When is it appropriate to use a simple modulus as a hashing function?

Question

I need to create a 16 bit hash from a 32 bit number, and I'm trying to determine if a simple modulus 2^16 is appropriate.

The hash will be used in a 2^16 entry hash table for fast lookup of the 32 bit number.

My understanding is that if the data space has a fairly even distribution, that a simple mod 2^16 is fine - it shouldn't result in too many collisions.

In this case, my 32 bit number is the result of a modified adler32 checksum, using 2^16 as M.

So, in a general sense, is my understanding correct, that it's fine to use a simple mod n (where n is hashtable size) as a hashing function if I have an even data distribution?

And specifically, will adler32 give a random enough distribution for this?

Answer 1

Yes, if your 32-bit numbers are uniformly distributed over all possible values, then a modulo n of those will also be uniformly distributed over the n possible values.
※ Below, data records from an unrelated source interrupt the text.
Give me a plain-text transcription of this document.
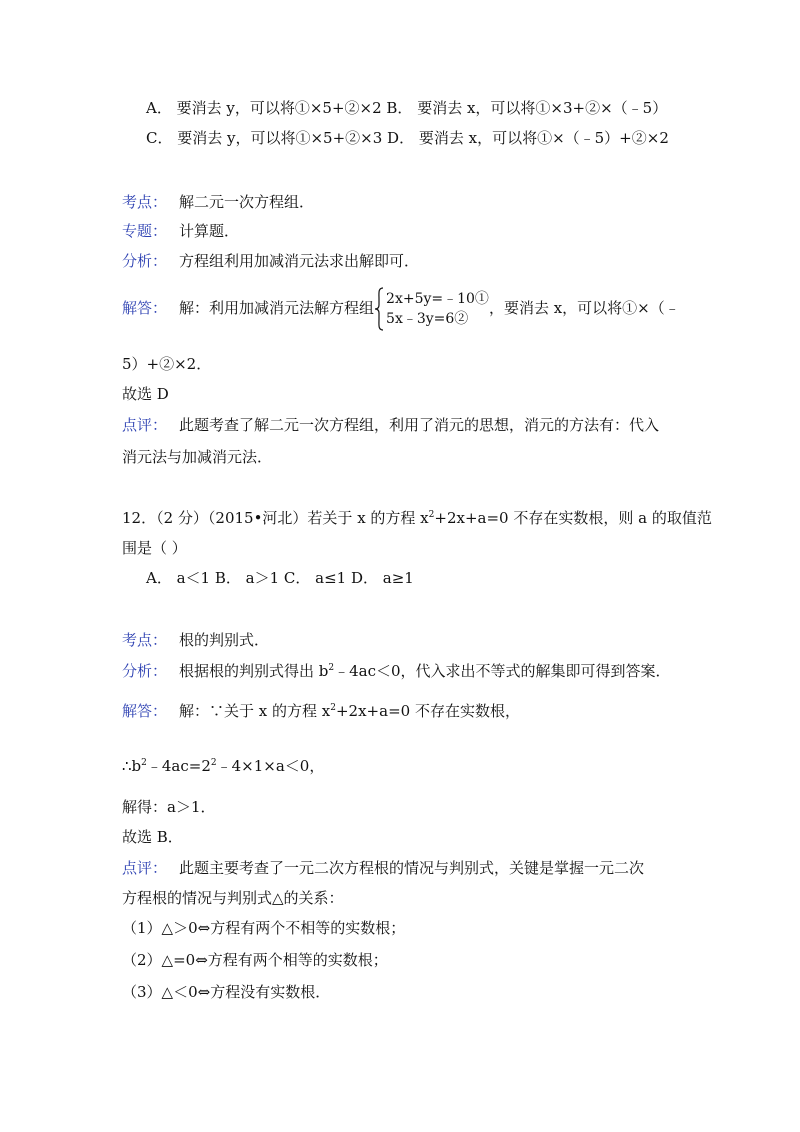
A． 要消去 y，可以将①×5+②×2 B． 要消去 x，可以将①×3+②×（﹣5）
C． 要消去 y，可以将①×5+②×3 D． 要消去 x，可以将①×（﹣5）+②×2
考点： 解二元一次方程组．
专题： 计算题．
分析： 方程组利用加减消元法求出解即可．
解答： 解：利用加减消元法解方程组 2x+5y=﹣10①
5x﹣3y=6②
，要消去 x，可以将①×（﹣
5）+②×2．
故选 D
点评： 此题考查了解二元一次方程组，利用了消元的思想，消元的方法有：代入
消元法与加减消元法．
12．（2 分）（2015•河北）若关于 x 的方程 $x^2+2x+a=0$ 不存在实数根，则 a 的取值范
围是（ ）
A． a＜1 B． a＞1 C． a≤1 D． a≥1
考点： 根的判别式．
分析： 根据根的判别式得出 $b^2﹣4ac<0$，代入求出不等式的解集即可得到答案．
解答： 解：∵关于 x 的方程 $x^2+2x+a=0$ 不存在实数根，
$\therefore b^2﹣4ac=2^2﹣4\times 1\times a<0$，
解得：a＞1．
故选 B．
点评： 此题主要考查了一元二次方程根的情况与判别式，关键是掌握一元二次
方程根的情况与判别式△的关系：
（1）△＞0⇔方程有两个不相等的实数根；
（2）△=0⇔方程有两个相等的实数根；
（3）△＜0⇔方程没有实数根．
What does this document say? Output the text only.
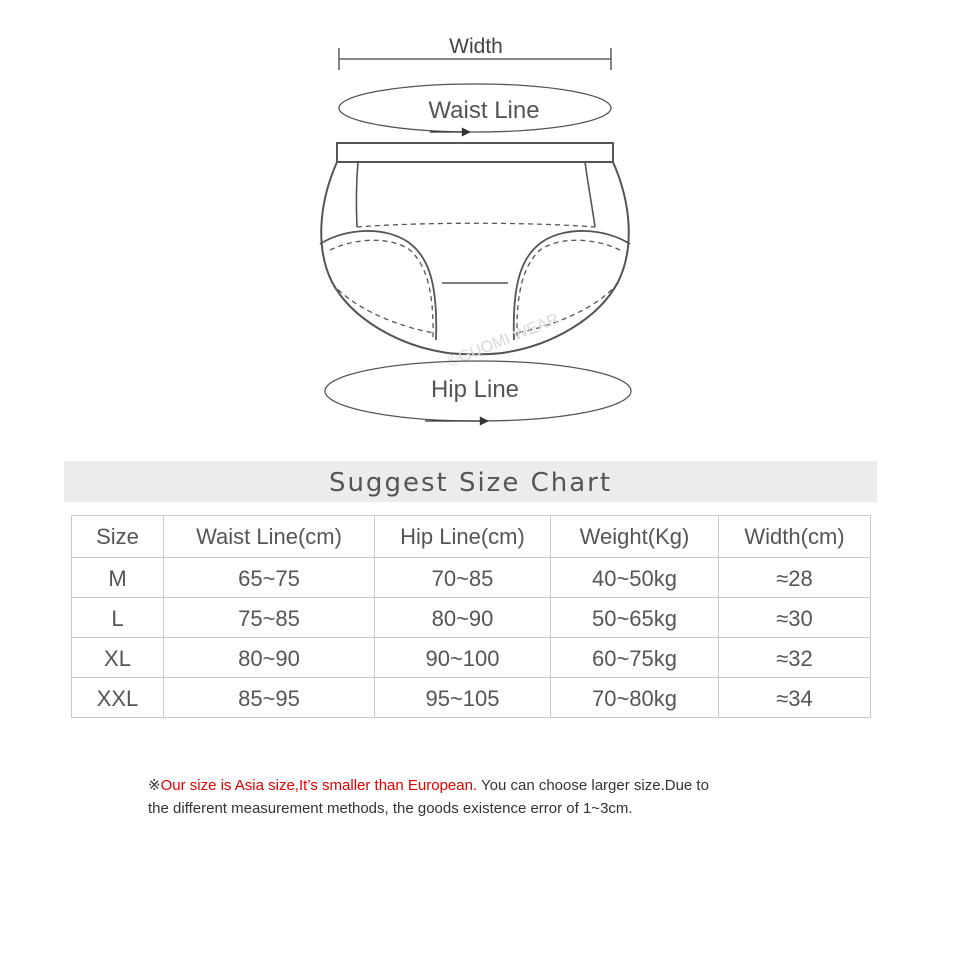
Width
Waist Line
©GUOMI WEAR
Hip Line
Suggest Size Chart
Size	Waist Line(cm)	Hip Line(cm)	Weight(Kg)	Width(cm)
M	65~75	70~85	40~50kg	≈28
L	75~85	80~90	50~65kg	≈30
XL	80~90	90~100	60~75kg	≈32
XXL	85~95	95~105	70~80kg	≈34
※Our size is Asia size,It’s smaller than European. You can choose larger size.Due to
the different measurement methods, the goods existence error of 1~3cm.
Whether the results of your modified checksum algorithm are uniformly distributed is an entirely different question. That will depend on whether the data you are applying the algorithm to has enough data to roll over the sums several times. If you are applying the algorithm to short strings that don't roll over the sums, then the result will not be uniformly distributed.

If you want a hash function, then you should use a hash function. Neither Adler-32 nor any CRC is a good hash function. There are many very fast and effective hash functions available in the public domain. You can look at CityHash.